NEW YORK (WFAN) -- Former Dolphins offensive lineman Lydon Murtha says Richie Incognito took Jonathan Martin under his wing and is being made a "scapegoat" in Miami's bullying controversy.
Murtha wrote a column published to Sports Illustrated's The MMQB website on Thursday in which he opened up about the relationship between Incognito and Martin, who he described as "standoffish and shy."
Murtha, released four months after the team drafted Martin in 2012, expanded on his thoughts on WFAN's "Boomer & Carton" show.
"I was the same way," he told Boomer Esiason and Craig Carton. "When you come into the league, you've gotta earn your respect. But then it came to a point where it just became a little unusual, I could say, where he just didn't want to be a part of our group."
Murtha was asked if any veteran on the team took Martin under his wing.

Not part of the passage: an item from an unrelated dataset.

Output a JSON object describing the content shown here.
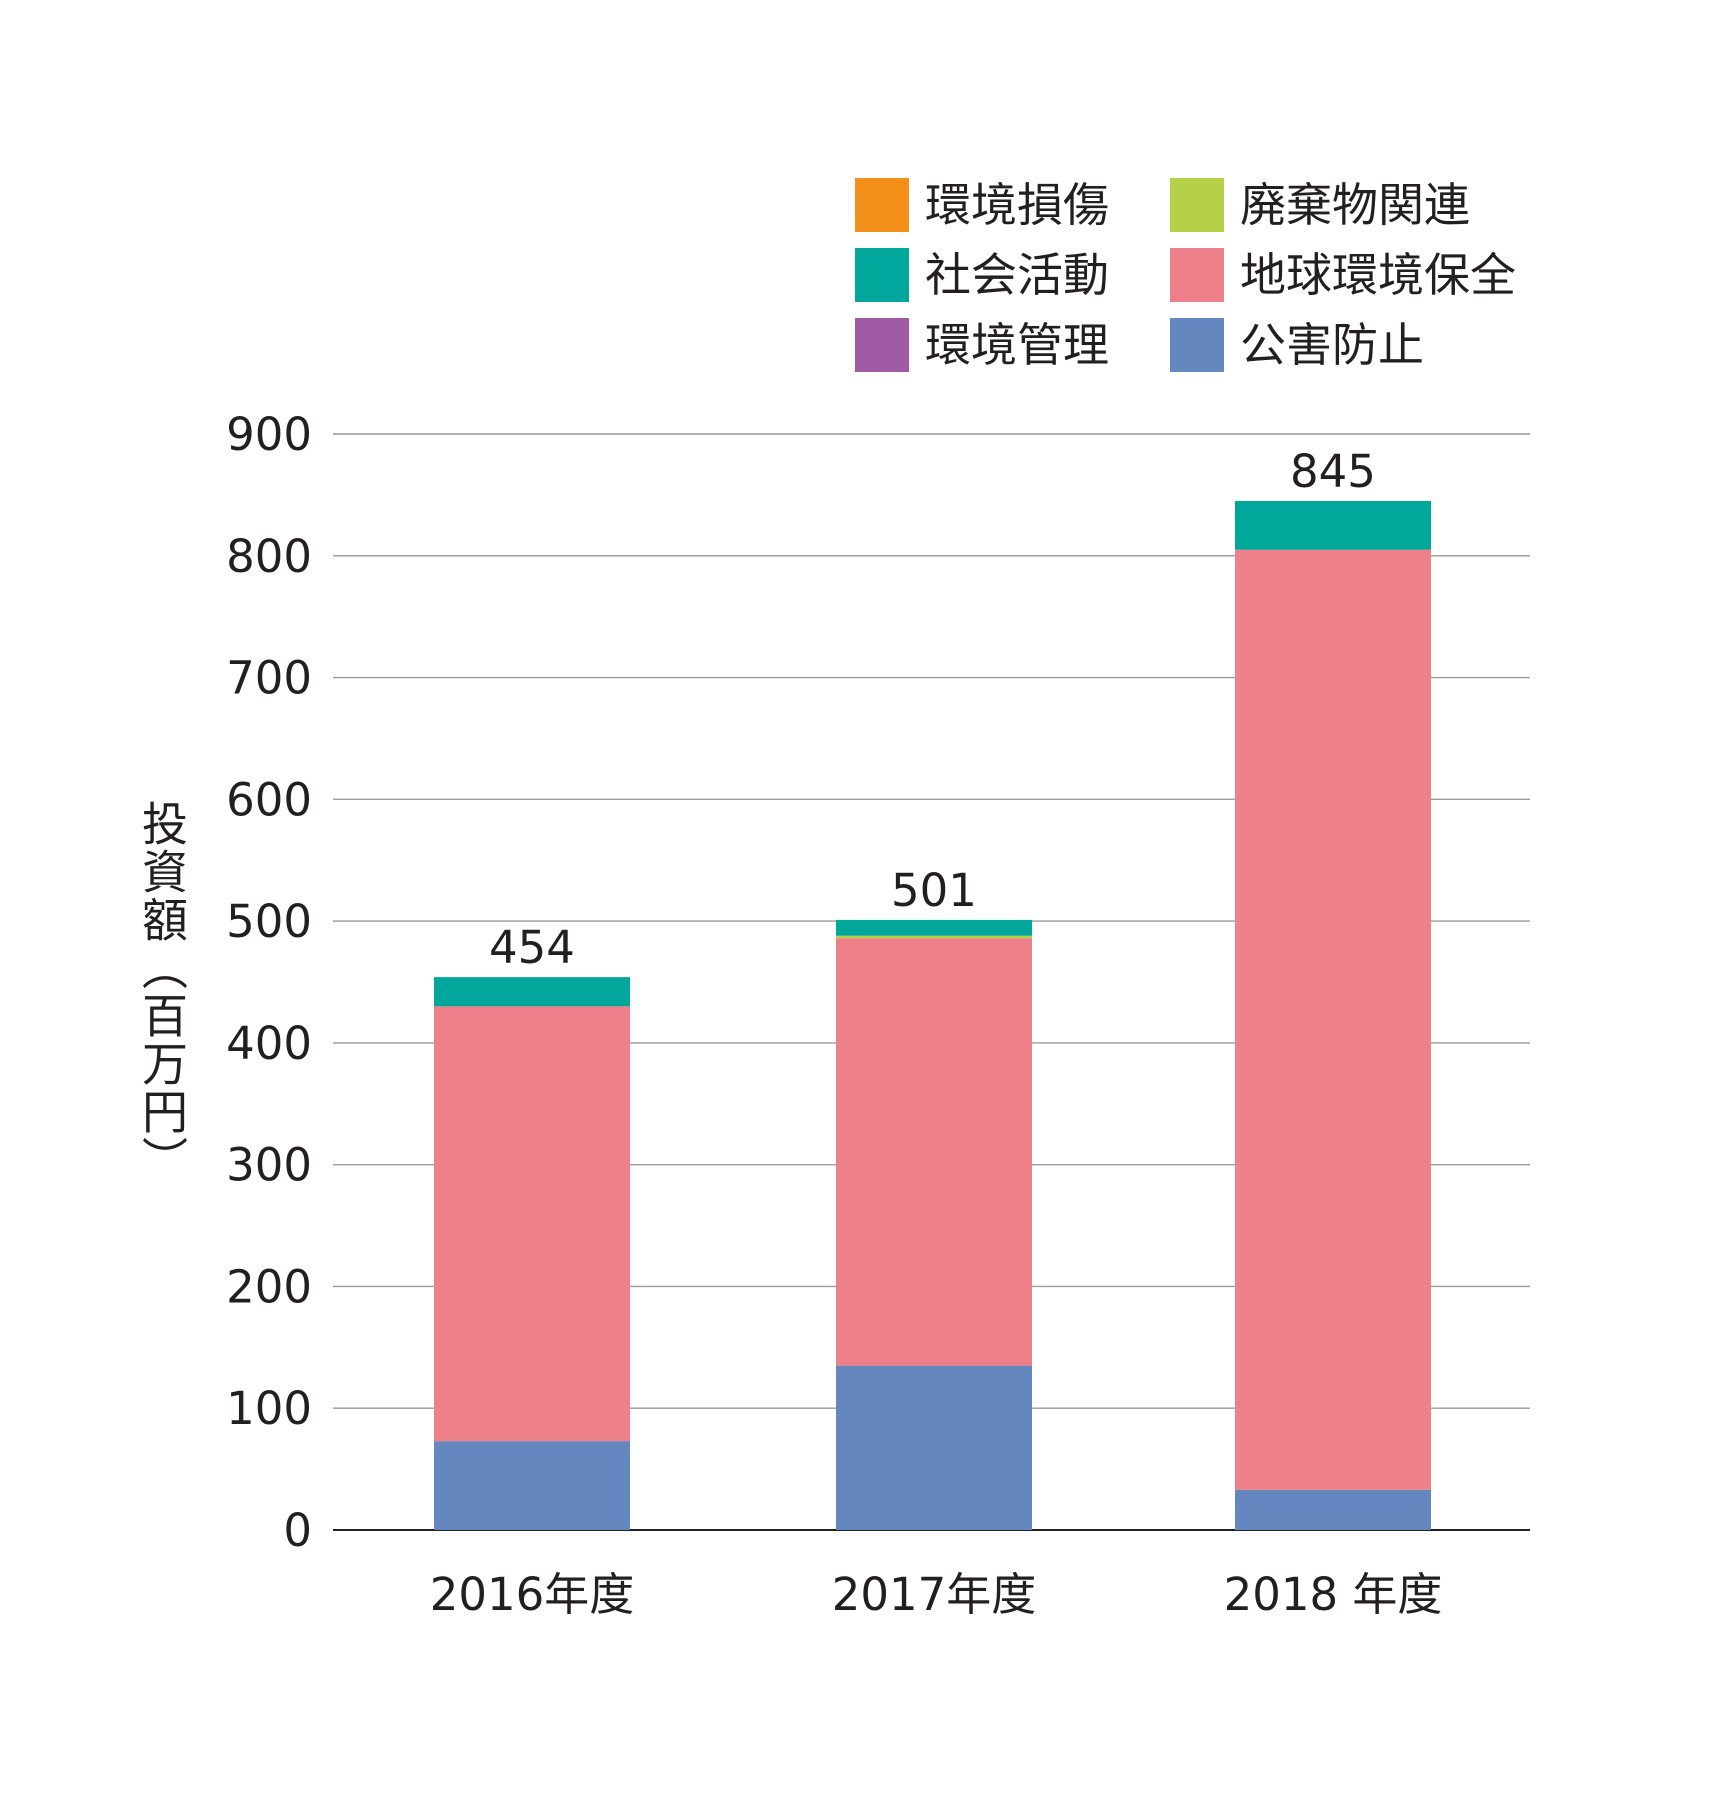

"That man was Richie Incognito," Murtha said. "That's why I'm so confused with why this is all coming out on him and, you know, it's almost like he's a scapegoat. Yeah, he said something he shouldn't have said. I don't condone that whatsoever. But if there's one man on that team who took Martin under his wing -- I mean, he played next to him. ... Every single time he had an issue, he'd go to Richie for it, and Richie would open-heartedly help him. He would encourage him. He would always be there for him. In meetings, they would talk and he would just help him out and show him what to do."
Martin left the team Oct. 28 and is said to be receiving counseling at home in Los Angeles. Allegations against Incognito include threatening and racially-charged voicemails and text messages.
"If there was one player that was there for him, it was Richie," Murtha told Boomer and Carton. "Now was Richie hard on him? Yeah, he was hard on him. But he was hard on me -- just as much if not more -- and other players. (Martin) was never singled out as what is being portrayed, as he was singled out, bullied. If you really want to know, the truth is I was there. I've seen it. I was there for four months, breathing, living it every single day with these guys."
A report in the South Florida Sun Sentinel on Tuesday said Dolphins coaches asked Incognito to "toughen up" Martin after the offensive lineman skipped two days of voluntary workouts. According to ProFootballTalk.com, Dolphins general manager Jeff Ireland suggested Martin punch Incognito when Martin's agent called to discuss the alleged harassment.
Several Dolphins players rushed to defend Incognito on Wednesday, describing a relationship between the linemen that seemed quite friendly.
"That's why I'm so confused of why this is all coming out and just putting (Incognito) on blast," Murtha said. "I don't know if there's ulterior motives or -- I don't know."
He later added: "All the players know the truth. It depends on what they can tell you and what they can't. Richie Incognito is an asset to that team, period."
Murtha said the much-discussed lunchroom prank on Martin, when his teammates all stood up when he sat down, has been pulled on "everybody" in the league -- including coaches. Martin reportedly stormed out of Miami's practice facility after the practical joke.
Incognito contacted Martin afterward, according to Murtha.
"Richie reached out to him and was like, 'Are you OK? I mean, what happened? You just stormed out.' And (Martin) said 'It has nothing to do with you, don't worry about it. Trust me. I need some alone time.'
"And then all of a sudden these messages come out of Richie's voicemail and all of this other stuff. Like I said before, it's so confusing why all of the sudden this message is being played that was done way in advance. They've joked about it before. It's just saved on his phone and now all of the sudden (Martin is) bringing it out like it was just said."
The NFL has tasked New York lawyer Ted Wells with its investigation into the bullying matter.
Murtha admitted that, yes, Martin and others were heckled by Incognito. But the embattled offensive lineman would also "do anything for this kid to help him out."
"I just wanted to make one more point clear, is how the business was handled," Murtha said. "It's a brotherhood, it's an in-house type deal. If you have a problem with your spouse, your brother, your son, whatever it is, it's handled inside the house. And that's where the big mistake was. He left the facility. He never once told Richie or anybody else that he had a problem. He never told the coach that he had a problem. He never went to anybody and told them that he had a problem. And then he leaves the facility and goes straight to the media."
Murtha also touched on the $15,000 that Martin paid for his fellow linemen to go to Las Vegas. Here's what he wrote in The MMQB: "Every year, as tradition, the offensive line goes on a big Vegas trip. Everything is paid for in advance, from hotels to a private jet to show tickets. Martin originally verbally committed to the trip, then later backed out after everything was booked. Now, if you can't go because of an emergency then it's okay, but to say you're going and then decide you don't want to spend the money later? Everything was paid for, and then when it was time to pay up he didn't want to go anymore. You don't do that to your brothers. The veterans who paid for it, including Incognito and others, asked for Martin's share, and he gave it to them. End of story."